Coverage values for en_US.blogs.txt:

  • 84 unique words (0.43%) to cover 50% all word instances in the document.
  • 3847 unique words (19.8%) to cover 90% all word instances in the document.
  • 7454 unique words (38.36%) to cover 95% all word instances in the document.
  • 15961 unique words (82.14%) to cover 99% all word instances in the document.
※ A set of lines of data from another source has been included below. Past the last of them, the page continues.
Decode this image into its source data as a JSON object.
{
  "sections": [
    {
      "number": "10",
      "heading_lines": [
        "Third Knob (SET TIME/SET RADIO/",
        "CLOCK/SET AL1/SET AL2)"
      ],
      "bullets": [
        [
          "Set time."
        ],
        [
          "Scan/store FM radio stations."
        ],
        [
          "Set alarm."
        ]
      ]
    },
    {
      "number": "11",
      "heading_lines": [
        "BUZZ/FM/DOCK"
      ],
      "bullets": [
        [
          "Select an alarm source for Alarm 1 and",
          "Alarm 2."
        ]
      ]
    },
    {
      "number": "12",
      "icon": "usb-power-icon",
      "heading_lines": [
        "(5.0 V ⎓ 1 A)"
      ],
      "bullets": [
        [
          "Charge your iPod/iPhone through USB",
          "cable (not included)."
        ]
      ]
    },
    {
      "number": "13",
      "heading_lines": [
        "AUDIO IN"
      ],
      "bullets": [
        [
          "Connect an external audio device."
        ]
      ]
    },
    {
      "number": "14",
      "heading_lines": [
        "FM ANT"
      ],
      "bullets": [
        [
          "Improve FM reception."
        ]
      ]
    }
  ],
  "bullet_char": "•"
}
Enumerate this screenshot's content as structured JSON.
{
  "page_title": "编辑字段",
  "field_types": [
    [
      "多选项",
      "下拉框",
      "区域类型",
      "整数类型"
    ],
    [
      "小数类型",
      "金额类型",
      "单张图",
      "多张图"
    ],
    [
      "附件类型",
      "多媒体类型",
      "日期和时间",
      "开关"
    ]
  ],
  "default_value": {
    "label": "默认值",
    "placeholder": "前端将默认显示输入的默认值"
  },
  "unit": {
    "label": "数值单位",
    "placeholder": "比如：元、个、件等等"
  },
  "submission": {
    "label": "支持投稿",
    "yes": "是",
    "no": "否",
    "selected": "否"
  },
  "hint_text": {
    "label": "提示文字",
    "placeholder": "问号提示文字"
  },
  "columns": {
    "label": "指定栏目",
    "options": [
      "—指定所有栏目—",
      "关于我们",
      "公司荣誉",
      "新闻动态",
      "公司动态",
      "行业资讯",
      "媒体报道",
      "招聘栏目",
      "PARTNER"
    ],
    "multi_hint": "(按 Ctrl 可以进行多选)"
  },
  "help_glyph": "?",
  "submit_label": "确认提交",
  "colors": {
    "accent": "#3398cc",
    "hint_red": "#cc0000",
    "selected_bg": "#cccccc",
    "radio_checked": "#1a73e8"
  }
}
Coverage values for en_US.news.txt:

  • 129 unique words (0.67%) to cover 50% all word instances in the document.
  • 4399 unique words (22.87%) to cover 90% all word instances in the document.
  • 7951 unique words (41.33%) to cover 95% all word instances in the document.
  • 16102 unique words (83.7%) to cover 99% all word instances in the document.
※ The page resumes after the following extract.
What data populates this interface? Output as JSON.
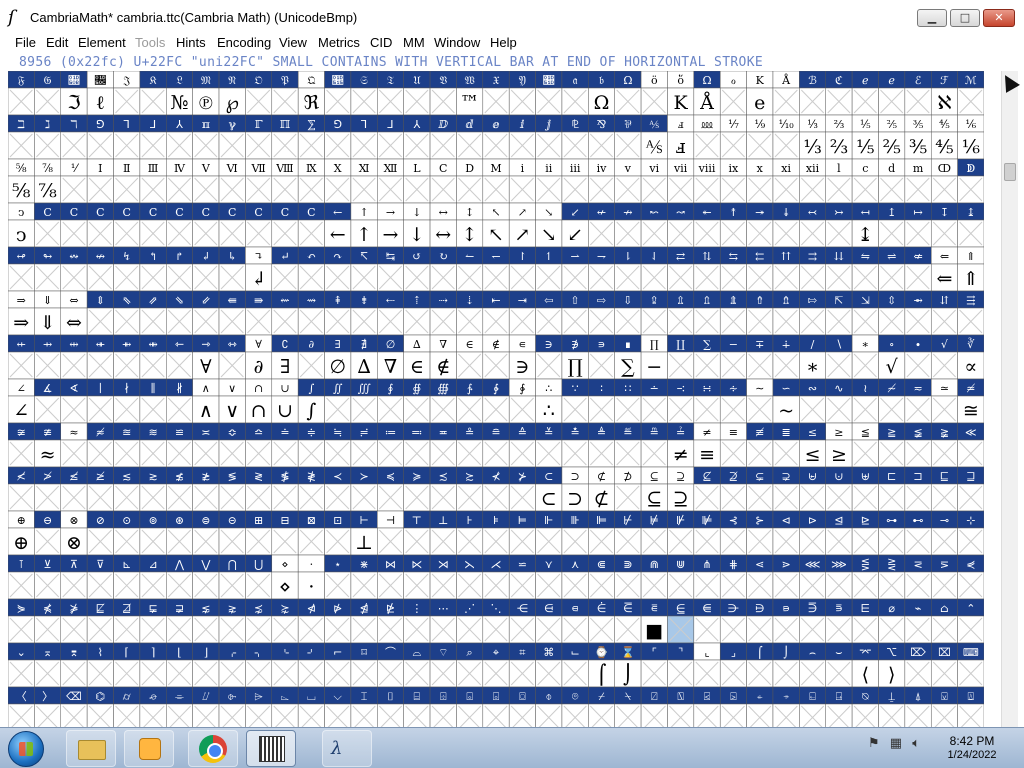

Coverage values for en_US.twitter.txt:

  • 90 unique words (0.63%) to cover 50% all word instances in the document.
  • 2550 unique words (17.89%) to cover 90% all word instances in the document.
  • 5040 unique words (35.35%) to cover 95% all word instances in the document.
  • 11561 unique words (81.09%) to cover 99% all word instances in the document.

4. How do you evaluate how many of the words come from foreign languages?

In our filtering we have used hunspell_check to keep valid English words only. But this approach eliminates foreign languages as well as misspelled words.

5. Can you think of a way to increase the coverage – identifying words that may not be in the corpora or using a smaller number of words in the dictionary to cover the same number of phrases?

We have increased coverage by eliminating symbols and cleaning valid words. Other strategies could be for example to use synonyms to identify words that may not be in the corpora or using a smaller number of words to cover the same number of phrases.